NOTULA – Sejumlah kader Partai Demokrasi Indonesia Perjuangan (PDIP) diprediksi membuat elektabilitas dan akuntabilitas partai akan tergerus.

Asumsi itu disampaikan Direktur Eksekutif Oversight of Indonesia’s Democratic Policy, Satyo Purwanto, menanggapi ditangkapnya Gubernur Sulawesi Selatan, Nurdin Abdullah, yang menambah daftar kader PDIP terlibat kasus hukum dengan KPK.

Dia berpendapat, partai politik seharusnya konsisten menyaring kadernya.
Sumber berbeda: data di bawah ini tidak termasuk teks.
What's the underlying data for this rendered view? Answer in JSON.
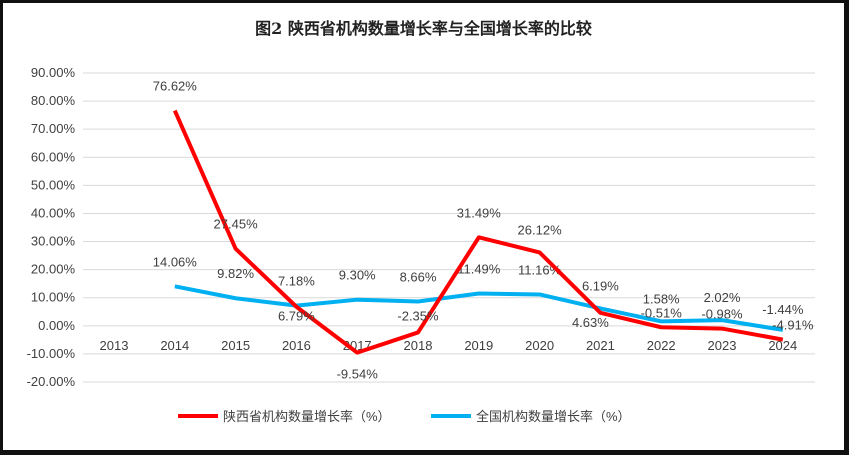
{
  "chart_data": {
    "type": "line",
    "title": "图2  陕西省机构数量增长率与全国增长率的比较",
    "categories": [
      "2013",
      "2014",
      "2015",
      "2016",
      "2017",
      "2018",
      "2019",
      "2020",
      "2021",
      "2022",
      "2023",
      "2024"
    ],
    "ylim": [
      -20,
      90
    ],
    "yticks": [
      "90.00%",
      "80.00%",
      "70.00%",
      "60.00%",
      "50.00%",
      "40.00%",
      "30.00%",
      "20.00%",
      "10.00%",
      "0.00%",
      "-10.00%",
      "-20.00%"
    ],
    "grid": true,
    "legend": "bottom",
    "series": [
      {
        "name": "陕西省机构数量增长率（%）",
        "color": "#ff0000",
        "values": [
          null,
          76.62,
          27.45,
          6.79,
          -9.54,
          -2.35,
          31.49,
          26.12,
          4.63,
          -0.51,
          -0.98,
          -4.91
        ],
        "labels": [
          "",
          "76.62%",
          "27.45%",
          "6.79%",
          "-9.54%",
          "-2.35%",
          "31.49%",
          "26.12%",
          "4.63%",
          "-0.51%",
          "-0.98%",
          "-4.91%"
        ]
      },
      {
        "name": "全国机构数量增长率（%）",
        "color": "#00b0f0",
        "values": [
          null,
          14.06,
          9.82,
          7.18,
          9.3,
          8.66,
          11.49,
          11.16,
          6.19,
          1.58,
          2.02,
          -1.44
        ],
        "labels": [
          "",
          "14.06%",
          "9.82%",
          "7.18%",
          "9.30%",
          "8.66%",
          "11.49%",
          "11.16%",
          "6.19%",
          "1.58%",
          "2.02%",
          "-1.44%"
        ]
      }
    ]
  }
}
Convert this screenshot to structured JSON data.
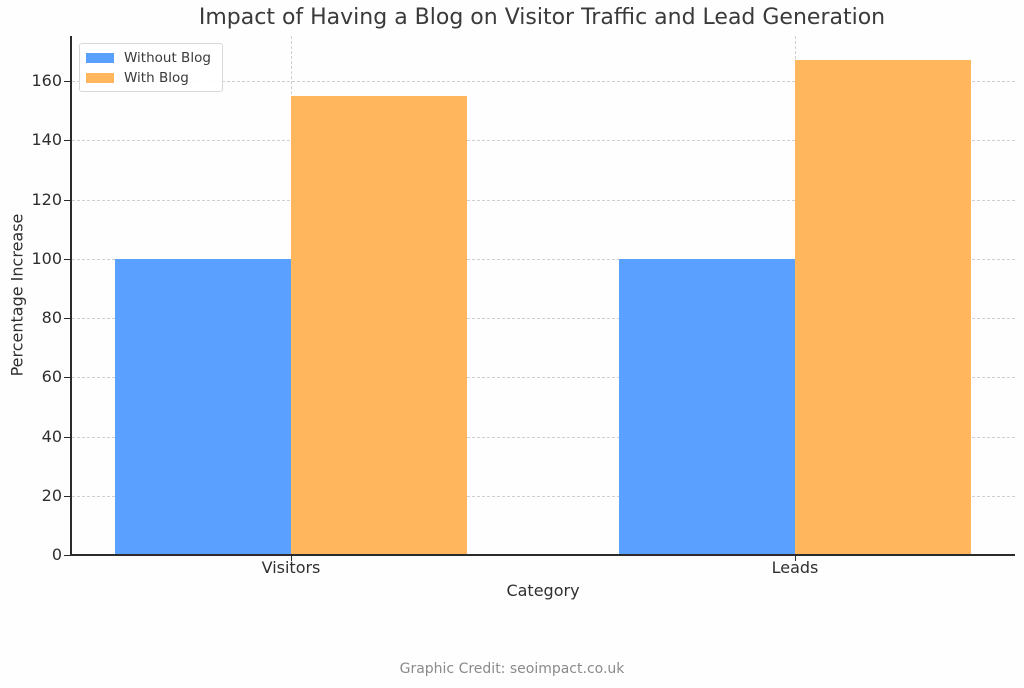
{
  "chart_data": {
    "type": "bar",
    "title": "Impact of Having a Blog on Visitor Traffic and Lead Generation",
    "xlabel": "Category",
    "ylabel": "Percentage Increase",
    "categories": [
      "Visitors",
      "Leads"
    ],
    "series": [
      {
        "name": "Without Blog",
        "color": "#5aa0ff",
        "values": [
          100,
          100
        ]
      },
      {
        "name": "With Blog",
        "color": "#ffb65c",
        "values": [
          155,
          167
        ]
      }
    ],
    "ylim": [
      0,
      175
    ],
    "yticks": [
      0,
      20,
      40,
      60,
      80,
      100,
      120,
      140,
      160
    ],
    "grid": true,
    "grid_style": "dashed",
    "legend_position": "upper left"
  },
  "labels": {
    "title": "Impact of Having a Blog on Visitor Traffic and Lead Generation",
    "xlabel": "Category",
    "ylabel": "Percentage Increase",
    "yticks": [
      "0",
      "20",
      "40",
      "60",
      "80",
      "100",
      "120",
      "140",
      "160"
    ],
    "xticks": [
      "Visitors",
      "Leads"
    ],
    "legend": [
      "Without Blog",
      "With Blog"
    ]
  },
  "footer": {
    "credit": "Graphic Credit: seoimpact.co.uk"
  }
}
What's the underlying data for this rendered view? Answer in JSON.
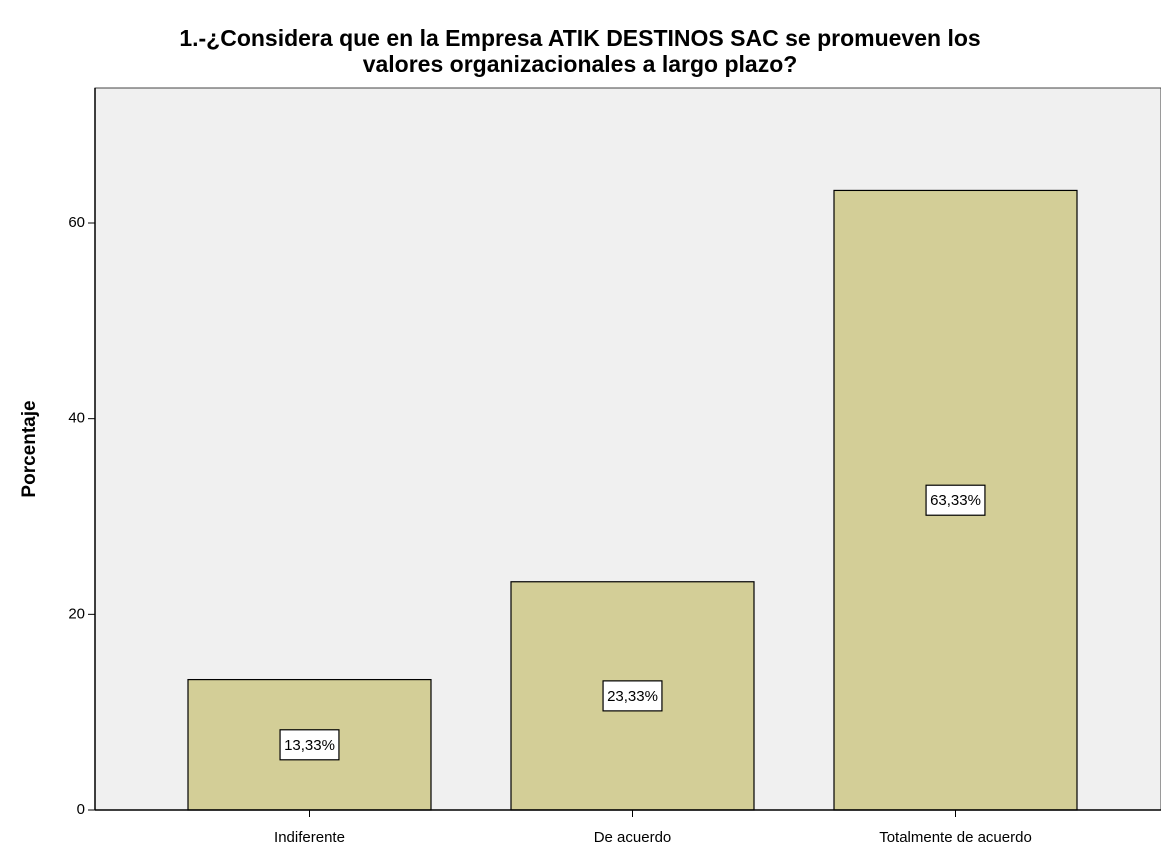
{
  "chart_data": {
    "type": "bar",
    "title": [
      "1.-¿Considera que en la Empresa ATIK DESTINOS SAC se promueven los",
      "valores organizacionales a largo plazo?"
    ],
    "y_label": "Porcentaje",
    "categories": [
      "Indiferente",
      "De acuerdo",
      "Totalmente de acuerdo"
    ],
    "values": [
      13.33,
      23.33,
      63.33
    ],
    "value_labels": [
      "13,33%",
      "23,33%",
      "63,33%"
    ],
    "color": "#d3ce97",
    "ylim": [
      0,
      73.8
    ],
    "yticks": [
      0,
      20,
      40,
      60
    ],
    "grid": false
  }
}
Karena Parpol memiliki tugas membangun peradaban Indonesia.

“Kader harus diingatkan agar selalu menjaga integritas dan tidak menyalahgunakan kekuasaan, apalagi korupsi, tapi sepertinya komitmen itu tidak ditaati sebagian kader PDIP dengan terkaitnya mereka pada sebagian perkara korupsi,” papar Satyo, seperti dikutip dari RMOL.id, Senin (1/3/21).

Dengan banyaknya kader dan kepala daerah dari PDIP yang terseret kasus korupsi, sambung Satyo, tidak akan mempengaruhi elektabilitas suara partai dalam jangka pendek ini.

“Beda halnya saat kasus korupsi akan punya pengaruh yang besar terhadap elektabilitas jika yang tersangkut adalah elite di pimpinan pusat partai. Namun, artinya peran parpol tersebut gagal dalam membangun peradaban masyarakat karena berkontribusi terhadap kerusakan sosial,” jelasnya.

Satyo menilai, seharusnya PDIP sejak awal mempunyai komitmen dalam proses penyaringan terhadap orang-orang yang berpotensi mempunyai persoalan hukum.

“Orang yang berpotensi punya persoalan hukum harusnya ditolak sedari awal, karena itu, seluruh proses pencalonan dan dukungan harus dipertanggungjawabkan oleh partai,” terangnya.

Sayangnya, lanjut Satyo, itu tidak terjadi di beberapa kasus lain, di mana kader-kader PDIP diduga juga terlibat persoalan korupsi dan penyalahgunaan kekuasaan.

“Sebut saja Harun Masiku, Juliari Batubara, Herman Herry dan Ihsan Yunus. Tentunya rentetan kejadian itu akan menggerus akuntabilitas dan elektabilitas partai di mata rakyat,” pungkasnya.